Como tantas pintoras hoy en día (Katie Hickman o Debora Delmar son dos buenos ejemplos del circuito internacional), Madanes necesita sobrecargarse de un tipo de erudición defensiva, sarcástica con respecto a su ambiente y empresarial en sus principios. Su personaje, ya reiterativo, es el del artista como empresario. Tanto Madanes como Hickman o Delmar están desplegando estos interrogantes sobre los hombros de una generación anterior que ya recurrió a la ironía como antídoto o barbitúrico para suavizar la alienación mental y económica del artista contemporáneo, enredado en relaciones de producción desesperantes: Merlin Carpenter, Adriana Lara o Bernadette Corporation son buenos ejemplos. Pero los artistas de la generación de Madanes, a diferencia de sus precursores, no adquirieron la ironía en espacios sociales desregulados (el bar, la discoteca y otras instituciones del arte de los noventa) sino que la aprendieron en la escuela de arte y son productos de ella. Por eso sus trabajos, incluso si los consideramos de lo más interesante en el arte joven actual, ostentan una ironía aprendida, que parece más un buscarse camino hacia el establecimiento profesional que un intento por escapar de él. Generalmente estos artistas jóvenes exhaustivamente irónicos orbitan en plataformas subsidiarias del segmento principal del mercado del arte: ferias paralelas que ocurren en concomitancia con las ferias principales como Art Basel Miami, o galerías jóvenes que acompañan o alternan con otras de mayor escala, proveyéndolas de material de recambio y proyección en un segmento diferente del mercado. Es difícil ironizar cuando uno no tiene el deseo de tomar distancia de algo, sino justamente el deseo opuesto de acercarse. Por eso es que el artista joven, irónico y aspiracional del presente tiene rasgos conflictivos, indecisos.
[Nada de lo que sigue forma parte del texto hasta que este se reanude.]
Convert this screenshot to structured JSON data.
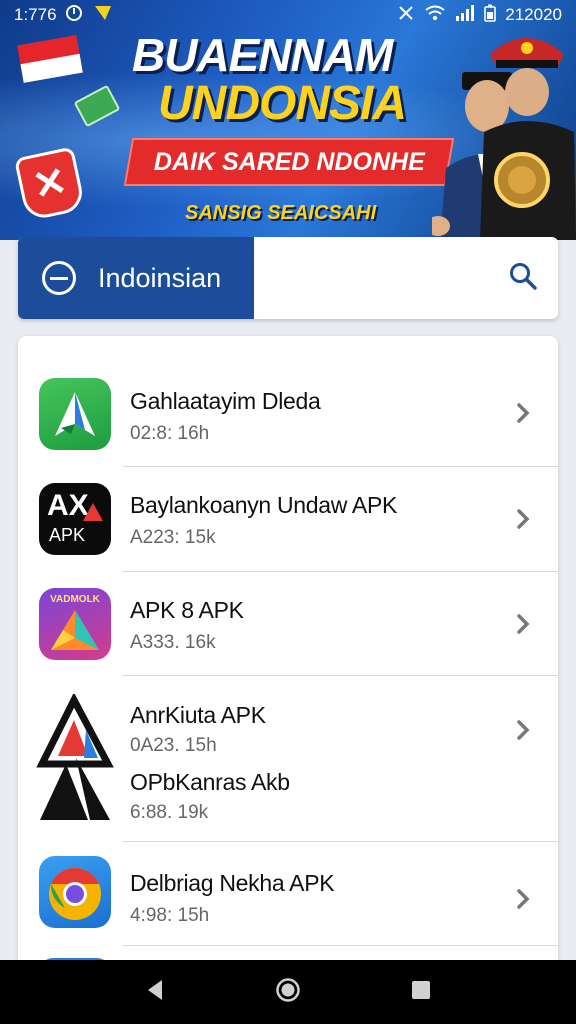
{
  "status_bar": {
    "time": "1:776",
    "right_text": "212020"
  },
  "banner": {
    "title_line1": "BUAENNAM",
    "title_line2": "UNDONSIA",
    "ribbon": "DAIK SARED NDONHE",
    "subline": "SANSIG SEAICSAHI"
  },
  "search": {
    "label": "Indoinsian"
  },
  "apps": [
    {
      "name": "Gahlaatayim Dleda",
      "meta": "02:8: 16h"
    },
    {
      "name": "Baylankoanyn Undaw APK",
      "meta": "A223: 15k"
    },
    {
      "name": "APK 8 APK",
      "meta": "A333. 16k"
    },
    {
      "name": "AnrKiuta APK",
      "meta": "0A23. 15h",
      "name2": "OPbKanras Akb",
      "meta2": "6:88. 19k"
    },
    {
      "name": "Delbriag Nekha APK",
      "meta": "4:98: 15h"
    }
  ],
  "icon_labels": {
    "ax": "AX",
    "apk": "APK",
    "vadmolk": "VADMOLK"
  },
  "colors": {
    "accent": "#1d4d9a",
    "banner_red": "#e42b2b",
    "banner_yellow": "#ffd21d"
  }
}
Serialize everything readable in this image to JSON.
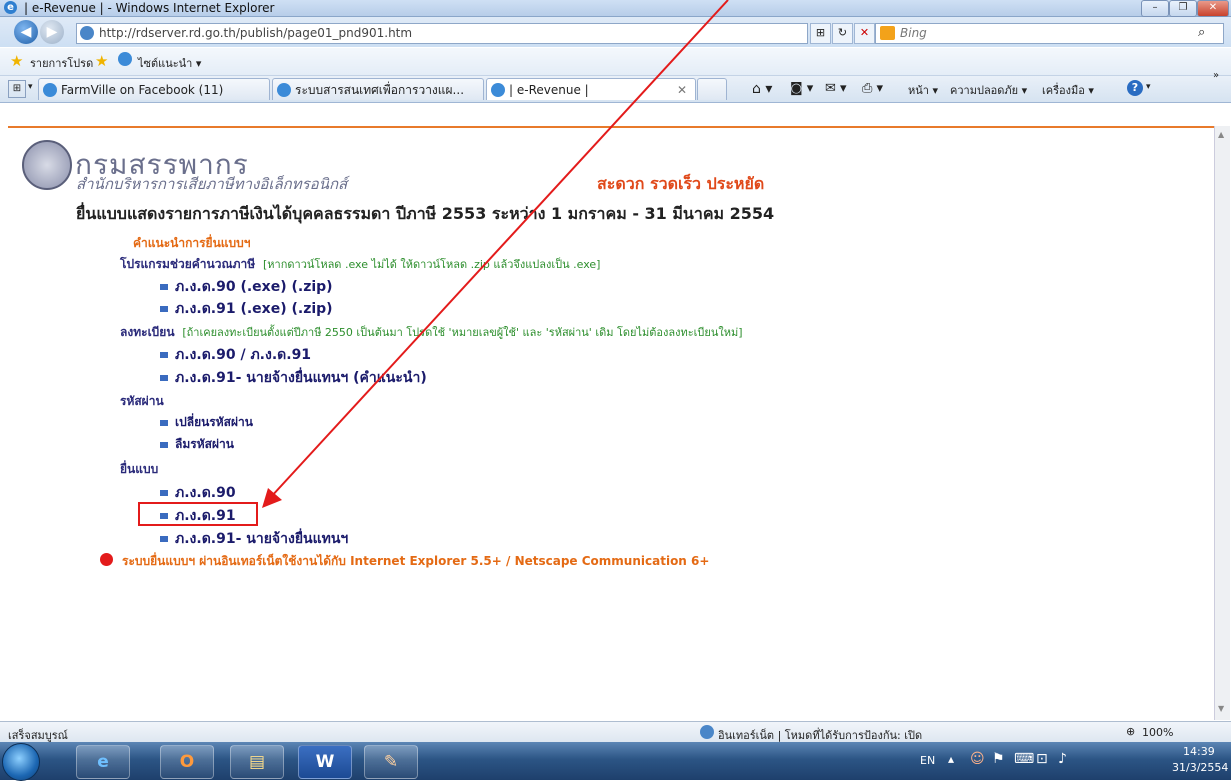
{
  "window": {
    "title": "| e-Revenue | - Windows Internet Explorer",
    "controls": [
      "–",
      "❐",
      "✕"
    ]
  },
  "address_bar": {
    "url": "http://rdserver.rd.go.th/publish/page01_pnd901.htm"
  },
  "search": {
    "placeholder": "Bing"
  },
  "favorites_bar": {
    "favorites_label": "รายการโปรด",
    "suggested_sites_label": "ไซต์แนะนำ ▾"
  },
  "tabs": [
    {
      "label": "FarmVille on Facebook (11)"
    },
    {
      "label": "ระบบสารสนเทศเพื่อการวางแผ..."
    },
    {
      "label": "| e-Revenue |"
    }
  ],
  "command_bar": {
    "page": "หน้า ▾",
    "safety": "ความปลอดภัย ▾",
    "tools": "เครื่องมือ ▾"
  },
  "page": {
    "dept_name": "กรมสรรพากร",
    "dept_sub": "สำนักบริหารการเสียภาษีทางอิเล็กทรอนิกส์",
    "slogan": "สะดวก   รวดเร็ว   ประหยัด",
    "heading": "ยื่นแบบแสดงรายการภาษีเงินได้บุคคลธรรมดา ปีภาษี 2553 ระหว่าง 1 มกราคม - 31 มีนาคม 2554",
    "instructions": "คำแนะนำการยื่นแบบฯ",
    "calc_program": "โปรแกรมช่วยคำนวณภาษี",
    "calc_note": "[หากดาวน์โหลด .exe ไม่ได้ ให้ดาวน์โหลด .zip แล้วจึงแปลงเป็น .exe]",
    "downloads": [
      {
        "form": "ภ.ง.ด.90",
        "exe": "(.exe)",
        "zip": "(.zip)"
      },
      {
        "form": "ภ.ง.ด.91",
        "exe": "(.exe)",
        "zip": "(.zip)"
      }
    ],
    "register_label": "ลงทะเบียน",
    "register_note": "[ถ้าเคยลงทะเบียนตั้งแต่ปีภาษี 2550 เป็นต้นมา โปรดใช้ 'หมายเลขผู้ใช้' และ 'รหัสผ่าน' เดิม โดยไม่ต้องลงทะเบียนใหม่]",
    "register_items": [
      "ภ.ง.ด.90 / ภ.ง.ด.91",
      "ภ.ง.ด.91- นายจ้างยื่นแทนฯ (คำแนะนำ)"
    ],
    "password_label": "รหัสผ่าน",
    "password_items": [
      "เปลี่ยนรหัสผ่าน",
      "ลืมรหัสผ่าน"
    ],
    "file_label": "ยื่นแบบ",
    "file_items": [
      "ภ.ง.ด.90",
      "ภ.ง.ด.91",
      "ภ.ง.ด.91- นายจ้างยื่นแทนฯ"
    ],
    "compat_note": "ระบบยื่นแบบฯ ผ่านอินเทอร์เน็ตใช้งานได้กับ Internet Explorer 5.5+ / Netscape Communication 6+"
  },
  "status_bar": {
    "left": "เสร็จสมบูรณ์",
    "zone": "อินเทอร์เน็ต | โหมดที่ได้รับการป้องกัน: เปิด",
    "zoom": "100%"
  },
  "taskbar": {
    "language": "EN",
    "time": "14:39",
    "date": "31/3/2554"
  },
  "colors": {
    "accent_orange": "#e46a14",
    "highlight_red": "#e31b1b",
    "link_navy": "#1b1b6b"
  }
}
La relación con el mercado, aunque se presente como crítica, es una relación investida libidinalmente y está mediada por el narcisismo. La muestra de Madanes incurre en un sinceramiento brutal de esta angustia ambigua frente al profesionalismo, y por eso es tan sugerente el título que decidió darle: Nuestra propia basura. Esa basura psicológica, emocional, no es otra cosa que el deseo, aunque superficialmente pueda presentarse como una denuncia o un señalamiento.
Común y corriente de Agustina Woodgate se puede visitar en Barro Arte Contemporáneo, Caboto 531, de lunes a viernes de 12 a 19 y sábados de 15 a 19. Nuestra propia basura de Verónica Madanes se puede visitar en Isla Flotante hasta el 30 de abril, Avda. Don Pedro de Mendoza 1561.